Rather, it is, "Who was crossing the road at the same time, whom we
overlooked in our haste to observe the chicken crossing?"
* DARWIN: Chickens, over great periods of time, have been naturally selected in such a way that they are now genetically disposed to cross roads.
* EINSTEIN: Whether the chicken crossed the road or the road moved beneath the chicken depends upon your frame of reference.
* BUDDHA: Asking this question denies your own chicken nature.
* ERNEST HEMINGWAY: To die on the rain.
* ISAAC NEWTON: Any chicken in the universe shall always cross a road
perpendicularly to the side of the road, and in an infinitely long straight
line at uniform speed, unless the chicken stops due to an unbalanced
reactive force in the opposite direction of the chicken's motion
* NELSON MANDELA: Never again, will the chicken be questioned for crossing
the road. This is an ideal for which I am prepared to die.

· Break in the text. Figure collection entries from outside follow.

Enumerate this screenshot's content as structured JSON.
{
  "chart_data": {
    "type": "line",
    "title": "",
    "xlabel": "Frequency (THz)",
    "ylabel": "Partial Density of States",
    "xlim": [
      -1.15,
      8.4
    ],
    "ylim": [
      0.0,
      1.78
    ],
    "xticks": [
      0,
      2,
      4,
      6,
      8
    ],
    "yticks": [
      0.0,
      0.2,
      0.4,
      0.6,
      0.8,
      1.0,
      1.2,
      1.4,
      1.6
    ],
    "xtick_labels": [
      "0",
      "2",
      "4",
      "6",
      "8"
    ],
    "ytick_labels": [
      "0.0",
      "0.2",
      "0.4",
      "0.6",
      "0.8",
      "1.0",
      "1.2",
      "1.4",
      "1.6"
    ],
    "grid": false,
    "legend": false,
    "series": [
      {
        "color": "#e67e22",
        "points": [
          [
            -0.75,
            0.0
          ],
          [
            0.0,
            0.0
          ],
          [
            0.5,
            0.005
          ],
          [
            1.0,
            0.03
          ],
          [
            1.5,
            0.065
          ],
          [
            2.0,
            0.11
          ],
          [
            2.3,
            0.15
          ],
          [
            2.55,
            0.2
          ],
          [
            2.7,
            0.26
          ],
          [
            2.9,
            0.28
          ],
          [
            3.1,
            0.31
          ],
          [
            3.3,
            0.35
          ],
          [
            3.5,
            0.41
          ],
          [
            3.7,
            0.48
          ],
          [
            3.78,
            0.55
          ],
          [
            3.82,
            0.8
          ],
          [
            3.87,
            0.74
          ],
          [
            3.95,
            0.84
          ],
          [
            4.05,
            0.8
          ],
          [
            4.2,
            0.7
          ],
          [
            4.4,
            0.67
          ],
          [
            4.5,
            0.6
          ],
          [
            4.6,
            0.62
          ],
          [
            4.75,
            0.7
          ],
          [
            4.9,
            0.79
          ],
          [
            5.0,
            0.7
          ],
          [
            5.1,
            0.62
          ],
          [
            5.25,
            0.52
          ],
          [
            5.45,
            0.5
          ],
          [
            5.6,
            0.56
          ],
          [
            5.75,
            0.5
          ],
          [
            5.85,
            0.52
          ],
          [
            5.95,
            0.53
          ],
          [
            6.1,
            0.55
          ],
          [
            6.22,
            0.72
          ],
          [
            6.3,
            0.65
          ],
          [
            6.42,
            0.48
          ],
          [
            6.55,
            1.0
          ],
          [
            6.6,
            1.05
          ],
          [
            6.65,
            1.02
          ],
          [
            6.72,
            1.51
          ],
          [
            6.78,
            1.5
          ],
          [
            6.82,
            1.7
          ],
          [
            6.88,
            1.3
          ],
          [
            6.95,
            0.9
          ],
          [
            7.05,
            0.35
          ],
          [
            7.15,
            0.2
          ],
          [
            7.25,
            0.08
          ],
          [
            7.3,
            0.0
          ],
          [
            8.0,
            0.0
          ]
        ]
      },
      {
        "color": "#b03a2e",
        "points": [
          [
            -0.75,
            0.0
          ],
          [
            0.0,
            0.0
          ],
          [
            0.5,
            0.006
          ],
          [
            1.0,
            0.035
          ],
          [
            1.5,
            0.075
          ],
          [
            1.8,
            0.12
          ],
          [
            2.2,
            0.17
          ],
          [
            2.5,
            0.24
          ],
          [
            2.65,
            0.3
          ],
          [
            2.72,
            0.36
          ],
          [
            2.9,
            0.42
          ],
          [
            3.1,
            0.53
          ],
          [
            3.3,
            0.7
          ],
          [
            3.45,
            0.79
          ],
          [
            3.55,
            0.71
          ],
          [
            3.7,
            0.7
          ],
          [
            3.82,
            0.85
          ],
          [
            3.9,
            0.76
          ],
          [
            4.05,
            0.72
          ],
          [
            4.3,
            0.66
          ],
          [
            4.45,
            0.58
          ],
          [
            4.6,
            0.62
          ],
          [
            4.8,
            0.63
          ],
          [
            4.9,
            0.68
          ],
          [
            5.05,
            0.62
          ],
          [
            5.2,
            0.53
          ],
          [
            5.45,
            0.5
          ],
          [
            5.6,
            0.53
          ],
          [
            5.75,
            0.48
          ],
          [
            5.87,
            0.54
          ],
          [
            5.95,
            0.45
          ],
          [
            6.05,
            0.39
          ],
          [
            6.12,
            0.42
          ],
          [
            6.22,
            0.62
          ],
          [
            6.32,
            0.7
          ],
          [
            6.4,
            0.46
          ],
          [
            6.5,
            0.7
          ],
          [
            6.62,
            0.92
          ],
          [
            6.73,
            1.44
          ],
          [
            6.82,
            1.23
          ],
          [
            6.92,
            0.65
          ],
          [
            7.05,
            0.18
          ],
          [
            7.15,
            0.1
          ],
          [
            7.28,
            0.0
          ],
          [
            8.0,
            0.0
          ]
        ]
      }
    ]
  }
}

* THABO MBEKI: We need to establish if really there is a connection between
the chicken and the road.
* ROBERT MUGABE: For all of these years the road has been owned by the white farmers, the poor underprivileged chicken has waited too long for that road to be given to him and now he is crossing it in force with his fellow war
veteran chickens. We intend taking over this road and giving it to the roadless chickens so that they can cross it without fear of retribution from
Britain who promised money to institute road reform. We will not stop until
all roadless chickens have roads to cross and the freedom to cross them.
And the for Kenyans in the house and my buddies who can understand the language.....................
RAILA ODINGA: Had the chicken signed an MOU not to cross the road?
Crossing the road is a two horse affair. Anything else is a donkey!!!
Besides no one can stop the river Nile....... But if we cross the road like i've done seven times so far, then we can invite the chicken to come back to the original side of the road....
KALONZO MUSYOKA: It is another miracle in my march to State House. I am telling you my brothers and sisters the chicken wave is unstoppable...........
PASTOR PIUS MUIRU: Na kuku itaendelea..................
STANLEY N MATIBA: Let the other chicken decide.....
*EMILIO MWAI KIBAKI: Kuku ilivuka pale pale, ikienda huko huko........na
hilo ndilo jambo la muhimu.......hakuna mambo ingine,......... na hatuwezi
kataa, tutakataa namna gani ? Hakunaaa !!! Na hao wanaendelea kuongea mambo ya kuku..................ni wapumbavu.................mavi ya kuku!!!